Do whatever I ask, no matter how ignoble, and it will be worth it, for our way is the way that the world will remember.’

Adam looked Balthasar in the eye.

“Your leader promises heaven if only you do horrible things,” said Adam, “but heaven never comes from a frozen prison, and it never
comes by force, with men tied to chairs and tortured. You know this to be true.”

Balthasar didn’t respond.

“Do what you need to do, because I’m not going to tell you where the Fountain is headed,” said Adam. “But before you do away with me, think of what you’ve done, what you’re doing now and what Juan will ask you to do next. Think of it and realize that utopia won’t spring from your actions; you’ll only be a cruel guard, torturing those beneath you because a man above you ordered it. That will be
your
utopia, Balthasar, and it’s up to you to follow the path or not.”

/***/

Balthasar had Cannon carry Adam outside, chair and all, and together they watched as the human guards sprayed hot water into the frozen ground twenty meters out, melting it just enough for Cannon to start digging.

“There’s a wave of history coming
, Adam,” said Balthasar. “Right or wrong doesn’t matter; the future will happen, and that will be that, just as when the asteroid cleared the dinosaurs out for us, the Romans cleared the Barbarians from their hovels, and we cleared the Indians away so that you and I could be here, at this point. It won’t be ‘right’ or ‘wrong’; it will be an event, and it will happen without judgment. Right now, you and your cadre are a minor roadblock to this event.”

Adam took the words in, and shook his head in
disbelief.

“You work for a monster, Balthasar,” said Adam. “History always finds a way to rid itself of its monsters.”

Balthasar looked at the hole Cannon had dug in the melted earth; it was shallow but still deep enough to keep Adam there forever.

“Perhaps we will be gotten rid of,” said Balthasar, “but we will not be gotten rid of
now
, not before we achieve our goals. I’ll give you one last chance Adam: Tell me, where you have taken the Fountain?”
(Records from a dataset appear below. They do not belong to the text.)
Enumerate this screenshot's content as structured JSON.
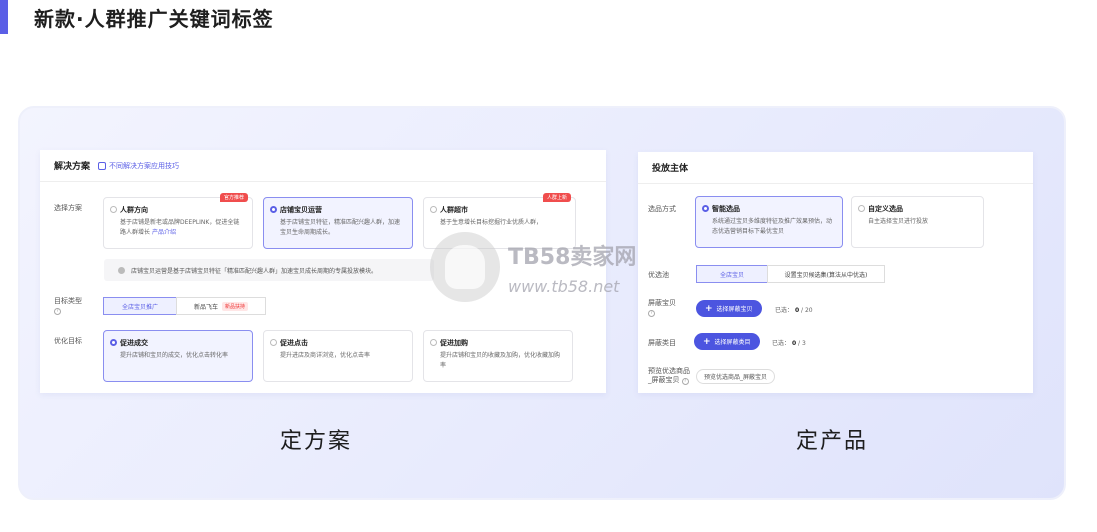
{
  "heading": {
    "title": "新款·人群推广关键词标签"
  },
  "left": {
    "title": "解决方案",
    "link": "不同解决方案应用技巧",
    "plan_label": "选择方案",
    "plans": [
      {
        "title": "人群方向",
        "desc": "基于店铺是新老或品牌DEEPLINK，促进全链路人群增长",
        "desc_link": "产品介绍",
        "tag": "官方推荐"
      },
      {
        "title": "店铺宝贝运营",
        "desc": "基于店铺宝贝特征，精准匹配兴趣人群，加速宝贝生命周期成长。",
        "tag": ""
      },
      {
        "title": "人群超市",
        "desc": "基于生意增长目标挖掘行业优质人群，",
        "tag": "人群上新"
      }
    ],
    "tip": "店铺宝贝运营是基于店铺宝贝特征「精准匹配兴趣人群」加速宝贝成长周期的专属投放模块。",
    "target_label": "目标类型",
    "targets": [
      {
        "label": "全店宝贝推广"
      },
      {
        "label": "新品飞车",
        "tag": "新品扶持"
      }
    ],
    "goal_label": "优化目标",
    "goals": [
      {
        "title": "促进成交",
        "desc": "提升店铺和宝贝的成交，优化点击转化率"
      },
      {
        "title": "促进点击",
        "desc": "提升进店及商详浏览，优化点击率"
      },
      {
        "title": "促进加购",
        "desc": "提升店铺和宝贝的收藏及加购，优化收藏加购率"
      }
    ]
  },
  "right": {
    "title": "投放主体",
    "method_label": "选品方式",
    "methods": [
      {
        "title": "智能选品",
        "desc": "系统通过宝贝多维度特征及推广效果预估，动态优选营销目标下最优宝贝"
      },
      {
        "title": "自定义选品",
        "desc": "自主选择宝贝进行投放"
      }
    ],
    "pool_label": "优选池",
    "pool_options": [
      "全店宝贝",
      "设置宝贝候选集(算法从中优选)"
    ],
    "shield_item_label": "屏蔽宝贝",
    "shield_item_btn": "选择屏蔽宝贝",
    "shield_item_selected": "已选：",
    "shield_item_count": "0",
    "shield_item_total": "/ 20",
    "shield_cat_label": "屏蔽类目",
    "shield_cat_btn": "选择屏蔽类目",
    "shield_cat_selected": "已选：",
    "shield_cat_count": "0",
    "shield_cat_total": "/ 3",
    "preview_label": "预览优选商品_屏蔽宝贝",
    "preview_btn": "预览优选商品_屏蔽宝贝"
  },
  "captions": {
    "left": "定方案",
    "right": "定产品"
  },
  "watermark": {
    "cn": "TB58卖家网",
    "url": "www.tb58.net"
  }
}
“You’re on the wrong side of history and the wrong side of morality, Balthasar,” said Adam.

Balthasar smiled, nodded slowly and grabbed a shovel from the ground. He then nodded at Cannon, who picked up Adam’s chair and leaned it over the hole for a few moments before returning him to Balthasar.

“Why, Adam?” asked Balthasar. “Just tell me
why
we’re immoral.”

“I can’t argue from the basis of a higher power, and I can’t argue from the basis of reason,” said Adam, “because you’ve clearly abandoned both. All I’ll say is that you’re wrong because you
just are
, and you know it. I’ve been where you are right now before, and I’ve been where I am before, both a thousand times over. All I know is that morality exists within us, and for whatever reason, those who kill the innocent never bring a better society, and they
never
bring utopia. Look at where you are right now and realize that it won’t end with me, Balthasar; it will only get worse.”